Hannover (dpa/lni). Wasser überflutet noch immer an einigen Orten Straßen und Wiesen. Eine Entspannung ist laut Hochwasserexperten vorerst nicht in Sicht. An einigen Flüssen könnte sich die Lage verschärfen.

Eine Entspannung der Hochwasserlage in Niedersachsen und Bremen ist vorerst weiter nicht in Sicht. „Die Hochwasserlage bleibt weiter angespannt“, sagte eine Sprecherin des Niedersächsischen Landesbetriebs für Wasserwirtschaft, Küsten- und Naturschutz (NLWKN) in Hannover am Montag. „Wir müssen das Wetter genau beobachten.“ Viele Flüsse seien weiterhin randvoll und Böden mit Wasser gesättigt. Für den Harz werde zudem neuer Regen erwartet.
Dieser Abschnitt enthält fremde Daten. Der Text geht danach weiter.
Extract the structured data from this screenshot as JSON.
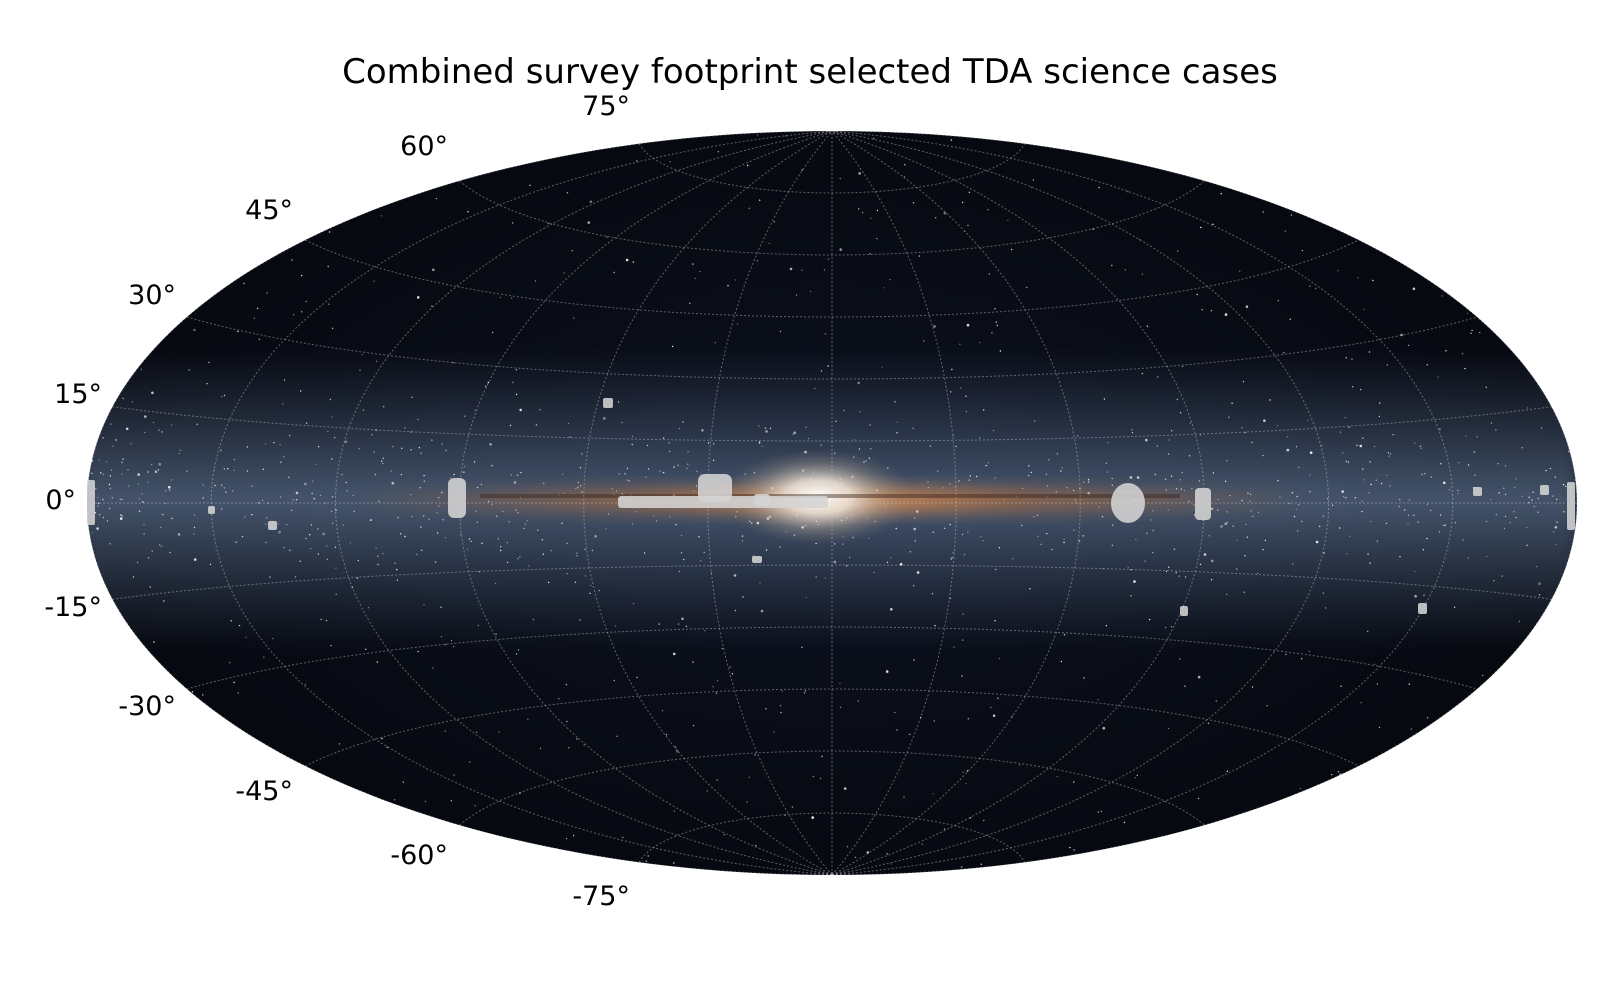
{
  "title": "Combined survey footprint selected TDA science cases",
  "latitude_labels": [
    "75°",
    "60°",
    "45°",
    "30°",
    "15°",
    "0°",
    "-15°",
    "-30°",
    "-45°",
    "-60°",
    "-75°"
  ],
  "map": {
    "projection": "aitoff",
    "coordinate_frame": "galactic",
    "background": "milky-way-all-sky-image",
    "sky_color": "#05070d",
    "galactic_plane_color": "#e08a4f",
    "footprint_color": "#d4d4d4",
    "grid": true,
    "latitude_grid_deg": [
      -75,
      -60,
      -45,
      -30,
      -15,
      0,
      15,
      30,
      45,
      60,
      75
    ],
    "longitude_grid_deg": [
      -180,
      -150,
      -120,
      -90,
      -60,
      -30,
      0,
      30,
      60,
      90,
      120,
      150,
      180
    ]
  }
}
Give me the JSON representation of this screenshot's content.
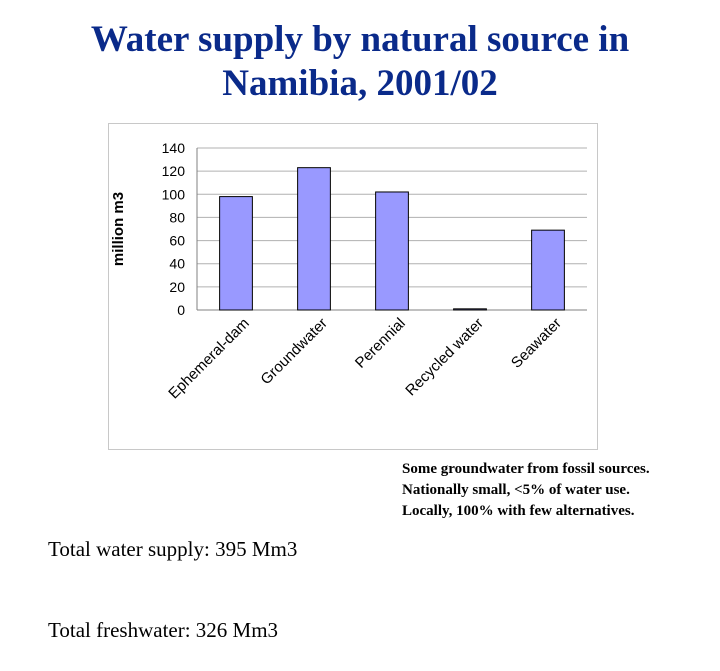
{
  "title_line1": "Water supply by natural source in",
  "title_line2": "Namibia, 2001/02",
  "chart_data": {
    "type": "bar",
    "title": "",
    "xlabel": "",
    "ylabel": "million m3",
    "categories": [
      "Ephemeral-dam",
      "Groundwater",
      "Perennial",
      "Recycled water",
      "Seawater"
    ],
    "values": [
      98,
      123,
      102,
      1,
      69
    ],
    "ylim": [
      0,
      140
    ],
    "yticks": [
      0,
      20,
      40,
      60,
      80,
      100,
      120,
      140
    ],
    "grid": true,
    "bar_color": "#9999ff"
  },
  "totals": {
    "supply": "Total water supply: 395 Mm3",
    "fresh": "Total freshwater:    326 Mm3"
  },
  "note": {
    "line1": "Some groundwater from fossil sources.",
    "line2": "Nationally small, <5% of water use.",
    "line3": "Locally, 100% with few alternatives."
  }
}
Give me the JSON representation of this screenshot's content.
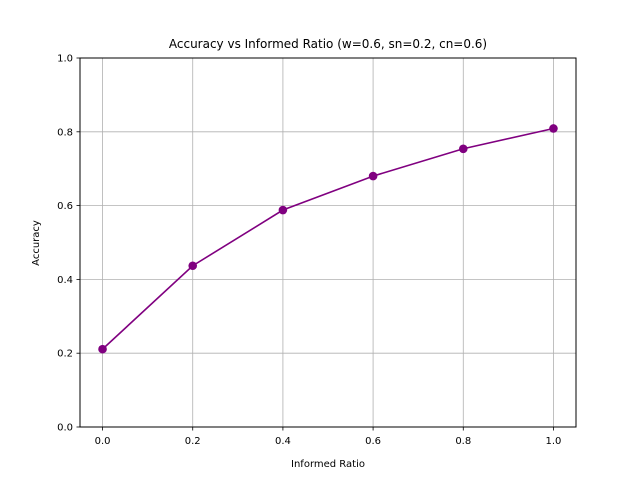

Eine Entwarnung könne daher bislang nicht geben werden.

Nach Angaben der landeseigenen Hochwasservorhersagezentrale hat neuer Regen zuletzt die Wasserstände an einigen Flüssen wieder ansteigen lassen - etwa am Mittel- und Unterlauf der Leine. „An den Unterlaufpegeln Neustadt und Schwarmstedt ist ein Erreichen der Meldestufe 3 in der Nacht zu Dienstag möglich“, hieß es in dem Lagebericht vom Montag. Auch am Aller-Zufluss Fuhse sei ein Überschreiten der Meldestufe 3 „sehr wahrscheinlich“. Bei der höchsten Meldestufe 3 kann es zu Überschwemmungen größerer Flächen sowie einzelner Grundstücke, Straßen und Keller kommen.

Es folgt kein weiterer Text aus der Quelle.